Additionally, the individual’s participation in the trial must be appropriate to treat the life threatening disease or condition.  Treatment must be directed at the life-threatening condition itself, rather than at effects of the condition or non-life-threatening consequences of the condition.

The potential risks and benefits of the specific clinical trial need to be discussed realistically with the patient along with all reasonable alternatives.  A copy of the signed informed consent form needs to be provided to QualChoice.  If there are known risks or complications that are unique/specific to the experimental treatment offered in the clinical trial (not typically seen with standard treatments), those will be covered by the trial sponsor—not QualChoice.

QualChoice will cover routine patient costs for qualified patients participating in an approved clinical trial.  This includes the items and services that would be covered for a similar patient not participating in a trial.  Note that all requirements for coverage still apply, including requirements for pre-authorization, where applicable, and requirements for medical necessity. 

To be approved, a clinical trial must be one of the following:

1. Federally funded or approved by one of the following:
   1. The National Institutes of Health
   2. The Centers for Disease Control and Prevention
   3. The Agency for Health Care Research and Quality
   4. The Centers for Medicare & Medicaid Services
   5. A qualified non-governmental research entity identified in the guidelines issued by the NIH for center support grants
   6. The Department of Veterans Affairs, the Department of Defense, or the Department of Energy, if the study has been reviewed and approved through a system of peer review deemed acceptable by the Secretary of HHS.
2. Conducted under an FDA investigational new drug application;
3. A drug trial that is exempt from the requirement of an FDA investigational new drug application.

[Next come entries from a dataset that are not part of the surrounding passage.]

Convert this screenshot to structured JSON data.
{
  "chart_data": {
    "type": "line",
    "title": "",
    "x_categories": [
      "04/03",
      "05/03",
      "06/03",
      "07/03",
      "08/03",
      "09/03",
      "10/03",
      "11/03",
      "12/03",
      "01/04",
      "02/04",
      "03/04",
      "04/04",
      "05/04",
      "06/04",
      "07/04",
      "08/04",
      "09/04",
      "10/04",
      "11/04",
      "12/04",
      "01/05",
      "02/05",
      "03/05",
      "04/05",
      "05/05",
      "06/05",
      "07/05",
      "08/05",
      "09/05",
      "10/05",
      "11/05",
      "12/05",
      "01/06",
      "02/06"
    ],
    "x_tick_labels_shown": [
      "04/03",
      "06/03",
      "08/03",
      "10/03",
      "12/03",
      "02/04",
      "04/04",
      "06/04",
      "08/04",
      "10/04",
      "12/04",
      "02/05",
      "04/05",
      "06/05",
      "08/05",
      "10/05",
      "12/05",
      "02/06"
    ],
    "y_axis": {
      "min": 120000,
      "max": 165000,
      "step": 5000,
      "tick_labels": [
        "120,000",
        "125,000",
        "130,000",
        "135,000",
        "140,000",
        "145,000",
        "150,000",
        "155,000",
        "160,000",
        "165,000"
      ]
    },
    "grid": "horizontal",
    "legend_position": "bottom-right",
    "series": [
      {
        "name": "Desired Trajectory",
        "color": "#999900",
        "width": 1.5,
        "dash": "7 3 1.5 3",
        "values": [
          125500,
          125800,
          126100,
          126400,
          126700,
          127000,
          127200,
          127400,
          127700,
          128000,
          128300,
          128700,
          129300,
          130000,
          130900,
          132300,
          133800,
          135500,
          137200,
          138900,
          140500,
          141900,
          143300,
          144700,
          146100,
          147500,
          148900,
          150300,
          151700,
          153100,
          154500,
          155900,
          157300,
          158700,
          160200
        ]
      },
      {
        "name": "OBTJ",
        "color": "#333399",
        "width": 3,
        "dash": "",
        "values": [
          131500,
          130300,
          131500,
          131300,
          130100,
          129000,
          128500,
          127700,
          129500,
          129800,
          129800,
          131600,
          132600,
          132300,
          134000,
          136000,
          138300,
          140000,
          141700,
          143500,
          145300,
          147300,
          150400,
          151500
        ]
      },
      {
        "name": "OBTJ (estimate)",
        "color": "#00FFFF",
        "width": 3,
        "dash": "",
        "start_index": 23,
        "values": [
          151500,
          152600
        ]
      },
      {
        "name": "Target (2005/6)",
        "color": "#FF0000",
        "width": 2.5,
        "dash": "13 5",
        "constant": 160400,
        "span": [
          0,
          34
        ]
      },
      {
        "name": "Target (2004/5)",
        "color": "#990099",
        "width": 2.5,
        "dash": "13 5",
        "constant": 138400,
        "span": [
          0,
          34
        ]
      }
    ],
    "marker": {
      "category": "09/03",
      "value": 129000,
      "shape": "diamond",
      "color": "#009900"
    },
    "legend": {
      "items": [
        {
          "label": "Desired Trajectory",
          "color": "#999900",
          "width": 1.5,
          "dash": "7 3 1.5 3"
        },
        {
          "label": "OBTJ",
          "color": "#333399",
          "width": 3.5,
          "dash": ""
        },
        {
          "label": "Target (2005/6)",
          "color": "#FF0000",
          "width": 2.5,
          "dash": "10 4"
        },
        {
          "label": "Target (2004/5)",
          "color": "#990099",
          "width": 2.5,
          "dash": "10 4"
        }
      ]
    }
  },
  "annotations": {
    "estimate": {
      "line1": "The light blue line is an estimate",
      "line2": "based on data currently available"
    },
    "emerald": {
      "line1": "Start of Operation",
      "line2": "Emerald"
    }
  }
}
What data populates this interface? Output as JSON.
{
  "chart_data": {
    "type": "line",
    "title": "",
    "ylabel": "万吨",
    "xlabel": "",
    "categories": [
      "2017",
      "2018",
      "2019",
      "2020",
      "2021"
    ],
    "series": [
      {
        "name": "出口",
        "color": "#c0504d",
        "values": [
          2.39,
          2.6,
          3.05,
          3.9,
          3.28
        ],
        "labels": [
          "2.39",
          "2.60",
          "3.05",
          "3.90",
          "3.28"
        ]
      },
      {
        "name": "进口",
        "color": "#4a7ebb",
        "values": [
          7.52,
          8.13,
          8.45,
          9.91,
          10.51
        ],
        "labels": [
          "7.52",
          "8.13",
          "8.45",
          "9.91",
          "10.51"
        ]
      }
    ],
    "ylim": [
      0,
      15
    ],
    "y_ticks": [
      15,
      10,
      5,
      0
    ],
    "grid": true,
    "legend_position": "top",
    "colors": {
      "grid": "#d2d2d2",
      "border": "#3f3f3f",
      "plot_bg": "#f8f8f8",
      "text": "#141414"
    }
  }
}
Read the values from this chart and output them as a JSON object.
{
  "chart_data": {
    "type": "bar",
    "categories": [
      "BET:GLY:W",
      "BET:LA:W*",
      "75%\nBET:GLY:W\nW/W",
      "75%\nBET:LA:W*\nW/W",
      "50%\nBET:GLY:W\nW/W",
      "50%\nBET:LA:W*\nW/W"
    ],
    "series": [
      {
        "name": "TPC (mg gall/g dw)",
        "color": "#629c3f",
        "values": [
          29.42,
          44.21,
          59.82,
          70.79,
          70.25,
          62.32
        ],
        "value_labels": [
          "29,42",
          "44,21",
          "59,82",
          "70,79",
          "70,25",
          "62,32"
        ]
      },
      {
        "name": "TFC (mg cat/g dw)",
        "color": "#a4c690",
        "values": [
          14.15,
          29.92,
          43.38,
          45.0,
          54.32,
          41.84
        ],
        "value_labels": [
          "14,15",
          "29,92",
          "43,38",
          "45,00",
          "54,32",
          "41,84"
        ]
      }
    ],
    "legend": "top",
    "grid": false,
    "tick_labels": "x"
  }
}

The only way QualChoice can verify a clinical trial meets the above criteria is for the participating clinician (clinical trial investigator) to share the details of the trial.  Vague claims about a clinical trial do not allow independent confirmation by QualChoice that the clinical trial meets the necessary criteria.  Also, without knowing the study protocol, QualChoice cannot determine which services are standard and which services are experimental (this is particularly true of extra office visits, imaging studies and laboratory testing).  QualChoice will deny coverage of any request for clinical trial participation when details of the clinical trial are withheld.

All out of network restrictions apply. 

QualChoice will NOT cover:

1. The cost of the investigational item, device, medication, or service.
2. The cost of items or services required for the provision of the investigational item, device, medication, or service.
3. The cost of items or services used only to meet study requirements for data collection or analysis. 
4. Services that is clearly inconsistent with widely accepted standards of care for that diagnosis.
5. Clinical trials provided by out of network providers, unless there are no network providers participating in the clinical trial.
6. Clinical trials for treatment of diseases or conditions that do not have a probability of death unless the course of the disease or condition is interrupted.
7. Costs related to travel or lodging, even if the patient must travel out of state to participate in such a trial.